As the enterprise search market evolves to include big data, legacy players in the market have seen big changes over the last couple of years. Many of the pioneers of this space have been acquired. Those companies including Verity, Autonomy, FAST, Endeca, Exalead and ISYS face a major challenge with the rise of open source search, particularly from Lucene and Solr.
Companies including Twitter, Netflix, LinkedIn, Facebook, Groupon, Shopzilla, AT&T, Sears, Ford and Verizon use this technology today. By using Lucene, for example, Twitter is able to index four hundred million tweets within 50 milliseconds of being posted, and then provides search results to more than a billion queries every day. It is also the search engine powering Microsoft Azure, which is interesting, as Microsoft owns FAST.
Cloudera is not the first company with a next generation data store to recognize the need for search capabilities in its platform. Datastax added support for Apache Lucene/Solr to its NoSQL database a year ago. For more on how the rest of the industry is going after this market, see GigaOM Research report: Big data’s potential with search (sub required).
Adding search to Hadoop opens up the platform to regular business users. It has been exceptionally challenging for business users to perform analysis on Hadoop data as very few can code in Java MapReduce. Cloudera added support for SQL, opening up the market to analysts that can write SQL statements, but this still didn’t address the bulk of business users out there.
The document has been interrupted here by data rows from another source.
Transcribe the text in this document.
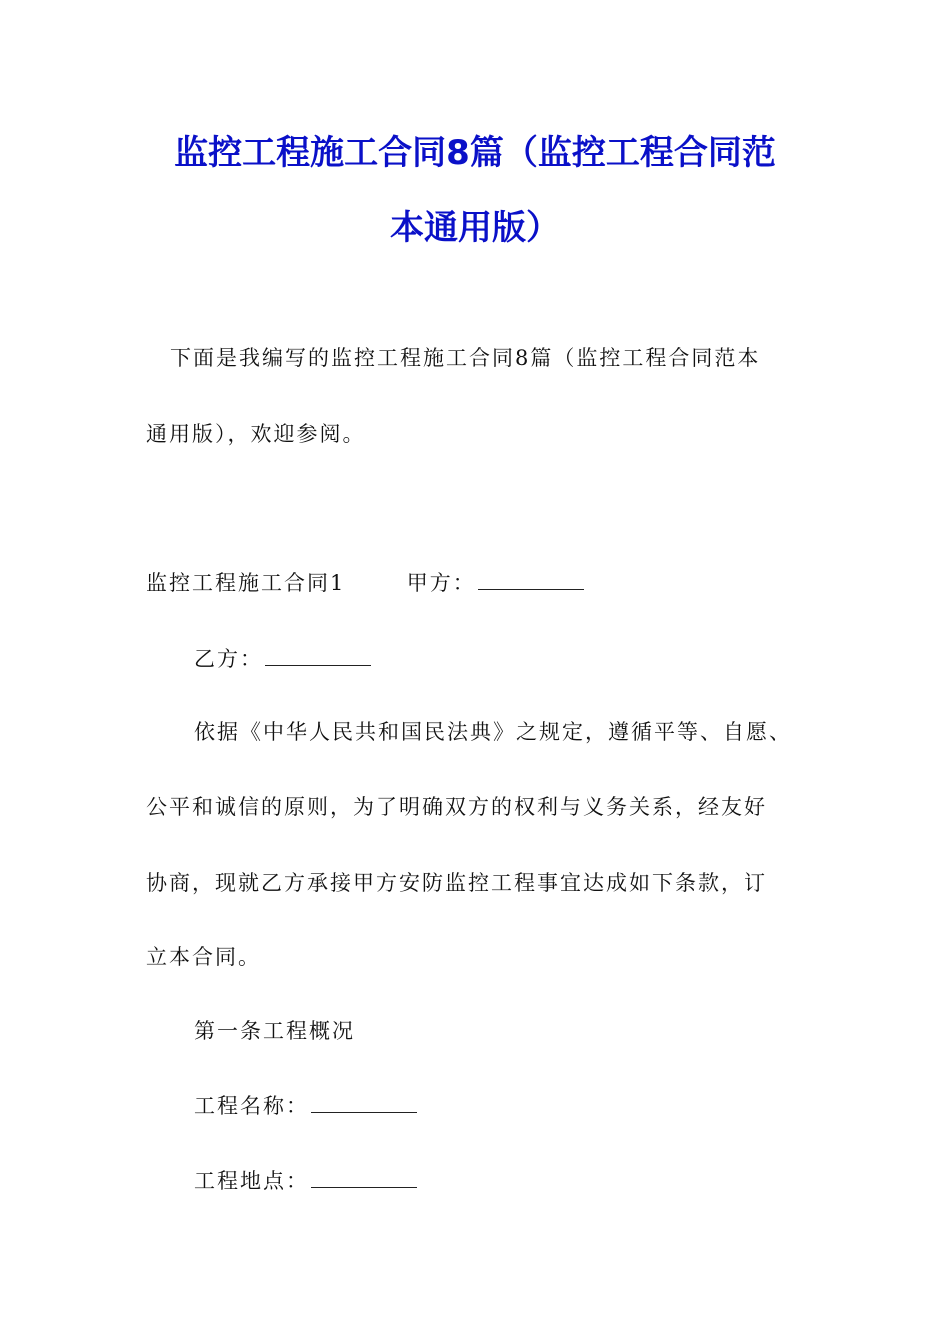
监控工程施工合同8篇（监控工程合同范
本通用版）
下面是我编写的监控工程施工合同8篇（监控工程合同范本
通用版），欢迎参阅。
监控工程施工合同1	甲方：
乙方：
依据《中华人民共和国民法典》之规定，遵循平等、自愿、
公平和诚信的原则，为了明确双方的权利与义务关系，经友好
协商，现就乙方承接甲方安防监控工程事宜达成如下条款，订
立本合同。
第一条工程概况
工程名称：
工程地点：
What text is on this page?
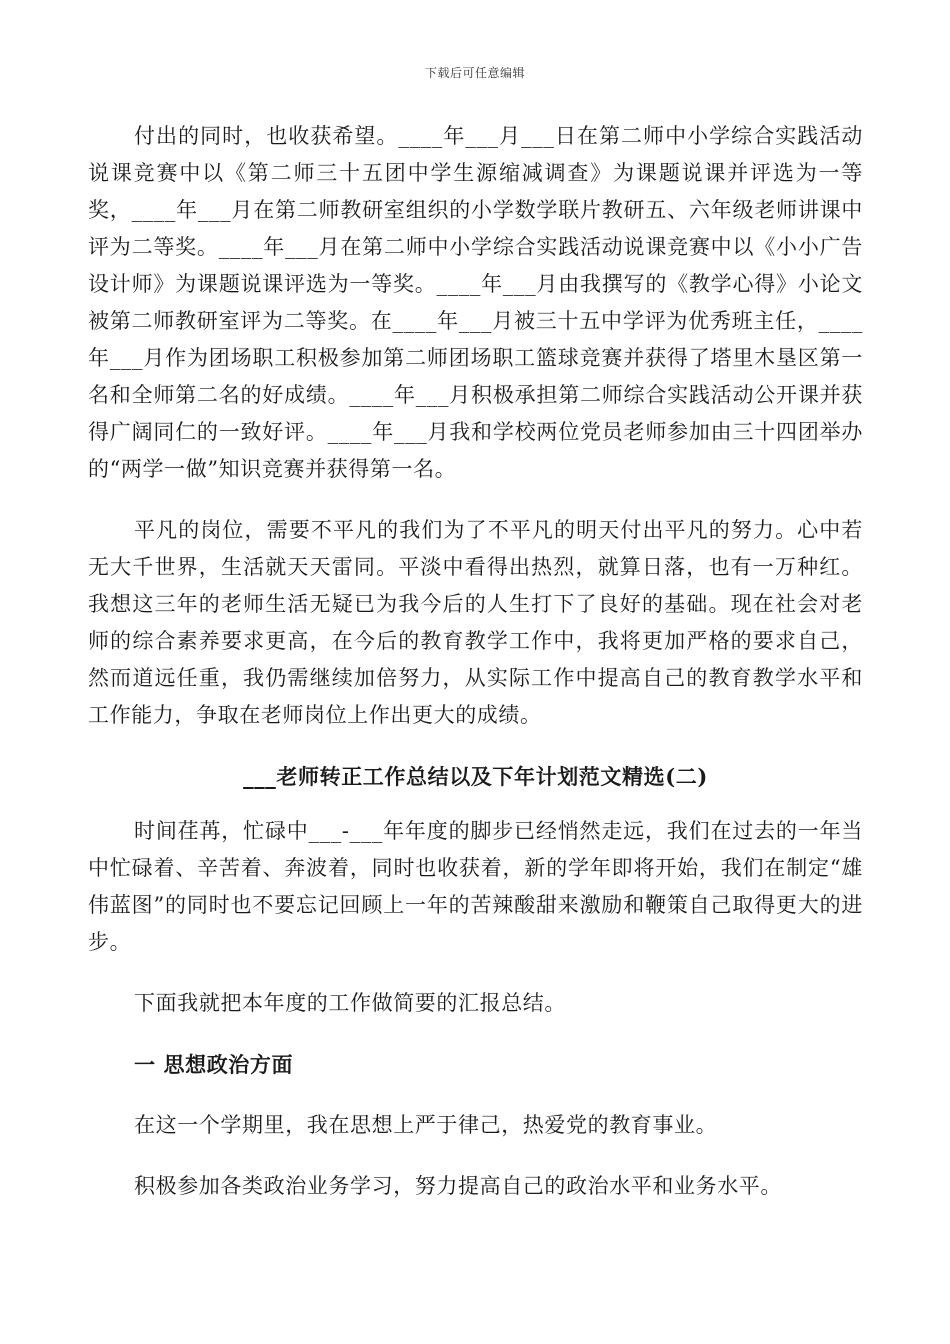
下载后可任意编辑

付出的同时，也收获希望。____年___月___日在第二师中小学综合实践活动说课竞赛中以《第二师三十五团中学生源缩减调查》为课题说课并评选为一等奖，____年___月在第二师教研室组织的小学数学联片教研五、六年级老师讲课中评为二等奖。____年___月在第二师中小学综合实践活动说课竞赛中以《小小广告设计师》为课题说课评选为一等奖。____年___月由我撰写的《教学心得》小论文被第二师教研室评为二等奖。在____年___月被三十五中学评为优秀班主任，____年___月作为团场职工积极参加第二师团场职工篮球竞赛并获得了塔里木垦区第一名和全师第二名的好成绩。____年___月积极承担第二师综合实践活动公开课并获得广阔同仁的一致好评。____年___月我和学校两位党员老师参加由三十四团举办的“两学一做”知识竞赛并获得第一名。

平凡的岗位，需要不平凡的我们为了不平凡的明天付出平凡的努力。心中若无大千世界，生活就天天雷同。平淡中看得出热烈，就算日落，也有一万种红。我想这三年的老师生活无疑已为我今后的人生打下了良好的基础。现在社会对老师的综合素养要求更高，在今后的教育教学工作中，我将更加严格的要求自己，然而道远任重，我仍需继续加倍努力，从实际工作中提高自己的教育教学水平和工作能力，争取在老师岗位上作出更大的成绩。

___老师转正工作总结以及下年计划范文精选(二)

时间荏苒，忙碌中___-___年年度的脚步已经悄然走远，我们在过去的一年当中忙碌着、辛苦着、奔波着，同时也收获着，新的学年即将开始，我们在制定“雄伟蓝图”的同时也不要忘记回顾上一年的苦辣酸甜来激励和鞭策自己取得更大的进步。

下面我就把本年度的工作做简要的汇报总结。

一 思想政治方面

在这一个学期里，我在思想上严于律己，热爱党的教育事业。

积极参加各类政治业务学习，努力提高自己的政治水平和业务水平。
Search is the ideal model to broaden the range of users who can get value out of data in the Hadoop platform.
Cloudera’s grand vision is to turn its Hadoop distribution into a unified data management platform, at the basis of which is an elastic pool of storage (HDFS), and then different ways of accessing that data, via batch (Apache MapReduce) interactive SQL (Impala), machine learning, and now search (Apache Lucene/Solr) tools.
Cloudera’s premise is that using its platform is simpler than having multiple different data stores and sets of expertise to manage disparate systems. The company also promises that its approach is less expensive, via scaling out on commodity hardware, than buying single-task proprietary systems such as data warehouses from Teradata, multi-parallel processing systems from the likes of HP Vertica, EMC Greenplum and Oracle Exadata, NoSQL databases from the likes of DataStax, and individual search and machine learning tools.
It is no doubt simpler to have one box that does everything. The big question is whether its Swiss Army knife approach is good enough at each of these individual tasks and has just the right features that users do not need the purpose-built system.
My suspicion is that the high-end of the market will always shell out big bucks for the feature-rich, purpose built boxes from IBM, Oracle, HP and EMC among others. But the more cost-conscious mid-market will go for Cloudera’s approach of a unified platform. And ultimately as these mid-market companies grow and the platform expands with them, they will relegate the purpose built boxes further and further into a niche at the very high-end.